Nick Ackerley, an Earthquakes Canada seismologist, said the earthquake happened at 9:49 a.m. AT “approximately 17 kilometres west-northwest of Hampton and 35 kilometres north of Saint John.
The earthquake was an “intraplate earthquake,” a type that happened inside the tectonic plate, as opposed to an interplate earthquake, which occurs in areas at the edge of a tectonic plate.
“The causes include things like long-dormant faults from previous mountain-building episodes, and glacial rebound,” Ackerley said.
“This part of Canada was under glaciers until about 10,000 years ago, and when the weight of the ice was lifted off, the Earth is slowing springing back, and that causes stress in the crust of the Earth.”

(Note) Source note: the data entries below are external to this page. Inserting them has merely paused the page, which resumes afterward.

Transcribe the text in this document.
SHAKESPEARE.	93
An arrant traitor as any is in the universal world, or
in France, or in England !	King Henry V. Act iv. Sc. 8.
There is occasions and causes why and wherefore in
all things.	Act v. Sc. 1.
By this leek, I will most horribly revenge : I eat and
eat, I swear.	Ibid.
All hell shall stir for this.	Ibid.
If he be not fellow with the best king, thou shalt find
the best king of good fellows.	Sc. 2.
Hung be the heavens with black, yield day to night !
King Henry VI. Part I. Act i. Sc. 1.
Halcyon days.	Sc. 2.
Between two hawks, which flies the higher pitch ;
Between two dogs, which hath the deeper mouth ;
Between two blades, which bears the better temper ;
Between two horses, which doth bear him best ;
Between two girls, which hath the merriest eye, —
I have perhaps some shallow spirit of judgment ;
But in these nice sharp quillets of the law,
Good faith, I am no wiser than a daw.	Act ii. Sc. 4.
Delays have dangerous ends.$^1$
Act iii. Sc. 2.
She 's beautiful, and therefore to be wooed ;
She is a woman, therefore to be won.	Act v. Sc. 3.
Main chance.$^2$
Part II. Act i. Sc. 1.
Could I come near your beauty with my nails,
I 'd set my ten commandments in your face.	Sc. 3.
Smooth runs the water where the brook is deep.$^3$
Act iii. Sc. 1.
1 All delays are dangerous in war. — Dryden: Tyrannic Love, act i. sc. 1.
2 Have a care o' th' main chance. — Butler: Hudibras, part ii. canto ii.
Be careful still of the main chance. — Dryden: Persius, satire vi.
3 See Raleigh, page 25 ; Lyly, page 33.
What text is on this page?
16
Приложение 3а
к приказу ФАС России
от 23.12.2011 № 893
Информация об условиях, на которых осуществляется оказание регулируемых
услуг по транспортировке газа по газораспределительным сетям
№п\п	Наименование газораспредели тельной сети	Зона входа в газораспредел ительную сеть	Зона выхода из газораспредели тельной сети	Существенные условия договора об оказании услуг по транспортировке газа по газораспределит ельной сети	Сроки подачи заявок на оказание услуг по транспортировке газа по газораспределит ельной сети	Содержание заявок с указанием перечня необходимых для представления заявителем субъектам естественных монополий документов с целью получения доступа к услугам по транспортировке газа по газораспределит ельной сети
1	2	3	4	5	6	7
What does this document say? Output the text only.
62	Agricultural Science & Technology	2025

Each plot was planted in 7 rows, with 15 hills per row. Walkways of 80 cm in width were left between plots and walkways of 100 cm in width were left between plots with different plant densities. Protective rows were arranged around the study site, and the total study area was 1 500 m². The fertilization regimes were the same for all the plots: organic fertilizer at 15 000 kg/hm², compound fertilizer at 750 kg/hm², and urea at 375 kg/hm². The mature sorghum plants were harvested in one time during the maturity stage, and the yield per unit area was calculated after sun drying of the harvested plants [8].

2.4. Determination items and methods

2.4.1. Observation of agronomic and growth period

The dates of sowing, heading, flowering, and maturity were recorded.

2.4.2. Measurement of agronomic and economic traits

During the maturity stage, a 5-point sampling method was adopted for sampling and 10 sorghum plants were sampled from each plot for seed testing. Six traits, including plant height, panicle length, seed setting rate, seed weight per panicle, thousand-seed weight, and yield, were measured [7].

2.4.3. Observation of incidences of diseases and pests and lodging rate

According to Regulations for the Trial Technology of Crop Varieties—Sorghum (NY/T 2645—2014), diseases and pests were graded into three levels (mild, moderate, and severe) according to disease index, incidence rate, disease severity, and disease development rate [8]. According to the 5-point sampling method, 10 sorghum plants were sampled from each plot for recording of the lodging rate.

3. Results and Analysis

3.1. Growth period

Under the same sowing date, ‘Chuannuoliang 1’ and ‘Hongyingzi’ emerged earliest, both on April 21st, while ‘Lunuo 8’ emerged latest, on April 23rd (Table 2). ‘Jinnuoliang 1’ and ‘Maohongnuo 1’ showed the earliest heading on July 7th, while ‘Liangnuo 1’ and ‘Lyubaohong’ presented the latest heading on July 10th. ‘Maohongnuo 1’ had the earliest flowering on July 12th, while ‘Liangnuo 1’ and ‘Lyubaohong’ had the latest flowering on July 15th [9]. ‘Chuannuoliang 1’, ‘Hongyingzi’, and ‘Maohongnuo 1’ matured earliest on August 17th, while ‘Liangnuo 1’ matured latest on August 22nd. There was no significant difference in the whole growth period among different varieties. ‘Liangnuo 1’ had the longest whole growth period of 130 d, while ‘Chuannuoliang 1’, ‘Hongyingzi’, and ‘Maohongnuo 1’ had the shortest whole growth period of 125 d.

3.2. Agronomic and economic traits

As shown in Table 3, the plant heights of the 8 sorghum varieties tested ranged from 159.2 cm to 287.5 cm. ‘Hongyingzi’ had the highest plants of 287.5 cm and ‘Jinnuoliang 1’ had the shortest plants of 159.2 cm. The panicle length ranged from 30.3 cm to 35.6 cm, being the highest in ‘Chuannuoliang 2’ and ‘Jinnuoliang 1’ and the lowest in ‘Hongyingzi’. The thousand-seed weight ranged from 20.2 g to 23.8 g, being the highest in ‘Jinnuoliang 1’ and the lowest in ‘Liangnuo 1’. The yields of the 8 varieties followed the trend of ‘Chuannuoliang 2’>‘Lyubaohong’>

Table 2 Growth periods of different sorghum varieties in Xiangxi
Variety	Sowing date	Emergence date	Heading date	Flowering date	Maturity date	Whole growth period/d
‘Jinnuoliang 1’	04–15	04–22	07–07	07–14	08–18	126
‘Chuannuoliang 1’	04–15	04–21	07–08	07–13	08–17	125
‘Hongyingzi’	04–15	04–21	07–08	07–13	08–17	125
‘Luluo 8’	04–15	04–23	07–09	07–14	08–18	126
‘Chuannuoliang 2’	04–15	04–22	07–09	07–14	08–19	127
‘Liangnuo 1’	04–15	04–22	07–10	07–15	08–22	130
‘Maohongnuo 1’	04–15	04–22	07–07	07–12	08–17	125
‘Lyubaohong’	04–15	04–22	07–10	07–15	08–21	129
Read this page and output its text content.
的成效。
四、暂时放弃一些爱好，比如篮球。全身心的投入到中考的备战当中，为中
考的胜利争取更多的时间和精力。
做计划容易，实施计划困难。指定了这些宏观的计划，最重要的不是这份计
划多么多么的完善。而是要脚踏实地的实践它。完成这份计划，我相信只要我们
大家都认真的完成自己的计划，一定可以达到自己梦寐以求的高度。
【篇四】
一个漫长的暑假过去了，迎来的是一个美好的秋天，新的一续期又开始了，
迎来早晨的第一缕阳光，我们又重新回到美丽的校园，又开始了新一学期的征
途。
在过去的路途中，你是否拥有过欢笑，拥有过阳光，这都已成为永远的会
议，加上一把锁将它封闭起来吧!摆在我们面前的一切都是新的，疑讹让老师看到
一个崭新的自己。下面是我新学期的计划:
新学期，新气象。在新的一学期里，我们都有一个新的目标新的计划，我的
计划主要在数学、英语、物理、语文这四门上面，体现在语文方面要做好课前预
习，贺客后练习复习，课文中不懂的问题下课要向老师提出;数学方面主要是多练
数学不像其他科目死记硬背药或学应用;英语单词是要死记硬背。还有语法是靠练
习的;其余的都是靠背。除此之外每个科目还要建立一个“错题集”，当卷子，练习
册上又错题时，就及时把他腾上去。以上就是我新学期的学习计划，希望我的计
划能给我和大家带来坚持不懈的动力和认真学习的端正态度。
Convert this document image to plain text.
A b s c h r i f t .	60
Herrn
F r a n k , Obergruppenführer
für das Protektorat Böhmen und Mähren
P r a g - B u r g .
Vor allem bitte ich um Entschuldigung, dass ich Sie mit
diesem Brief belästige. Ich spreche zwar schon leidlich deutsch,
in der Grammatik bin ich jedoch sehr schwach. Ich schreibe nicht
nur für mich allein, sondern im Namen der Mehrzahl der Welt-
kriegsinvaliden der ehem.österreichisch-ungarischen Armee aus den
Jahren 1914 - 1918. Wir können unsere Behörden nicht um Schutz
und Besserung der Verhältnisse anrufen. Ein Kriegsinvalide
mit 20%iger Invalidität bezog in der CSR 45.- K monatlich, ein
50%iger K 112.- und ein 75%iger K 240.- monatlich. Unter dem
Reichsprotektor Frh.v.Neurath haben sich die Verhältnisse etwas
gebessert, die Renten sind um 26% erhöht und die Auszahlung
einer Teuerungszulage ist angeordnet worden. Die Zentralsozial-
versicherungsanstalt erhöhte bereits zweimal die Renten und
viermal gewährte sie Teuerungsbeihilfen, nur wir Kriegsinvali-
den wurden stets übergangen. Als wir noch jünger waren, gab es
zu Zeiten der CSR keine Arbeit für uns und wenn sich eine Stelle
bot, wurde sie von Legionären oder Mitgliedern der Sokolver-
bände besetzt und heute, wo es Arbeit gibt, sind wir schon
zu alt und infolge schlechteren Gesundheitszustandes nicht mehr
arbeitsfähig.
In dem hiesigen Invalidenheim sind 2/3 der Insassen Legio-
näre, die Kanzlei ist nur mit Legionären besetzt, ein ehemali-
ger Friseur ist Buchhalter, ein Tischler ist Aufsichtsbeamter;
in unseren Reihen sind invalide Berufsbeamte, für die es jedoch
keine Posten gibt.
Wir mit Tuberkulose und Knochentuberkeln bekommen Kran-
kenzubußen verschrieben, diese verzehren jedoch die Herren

The government of New Brunswick tweeted officials are aware and are monitoring the earthquake.
Zac Kurylyk of Grand Bay-Westfield was sitting in his home office when he heard a “loud noise and the house started shaking.”
“I heard all the pots and pans fall out of the cupboard in the kitchen, and I went out in the living room and my wife was there with the kids, wondering what was going on too — and we thought, ‘Something bad is going down.”
The shaking lasted between five and 10 seconds — enough for residents to run out of their houses to see what was happening.
“I thought at first that the foundation had imploded or something horrible, or that my firewood fell over the in basement — a very redneck New Brunswick reaction to have … or that they were blasting at the pit across the street,” Kurylyk said.
A 3.7 magnitude earthquake “could be widely felt,” according to Ackerley, depending on the depth at which it occurred.
That being said, a 3.7 magnitude is still considered to be a minor earthquake and unlikely to cause damage.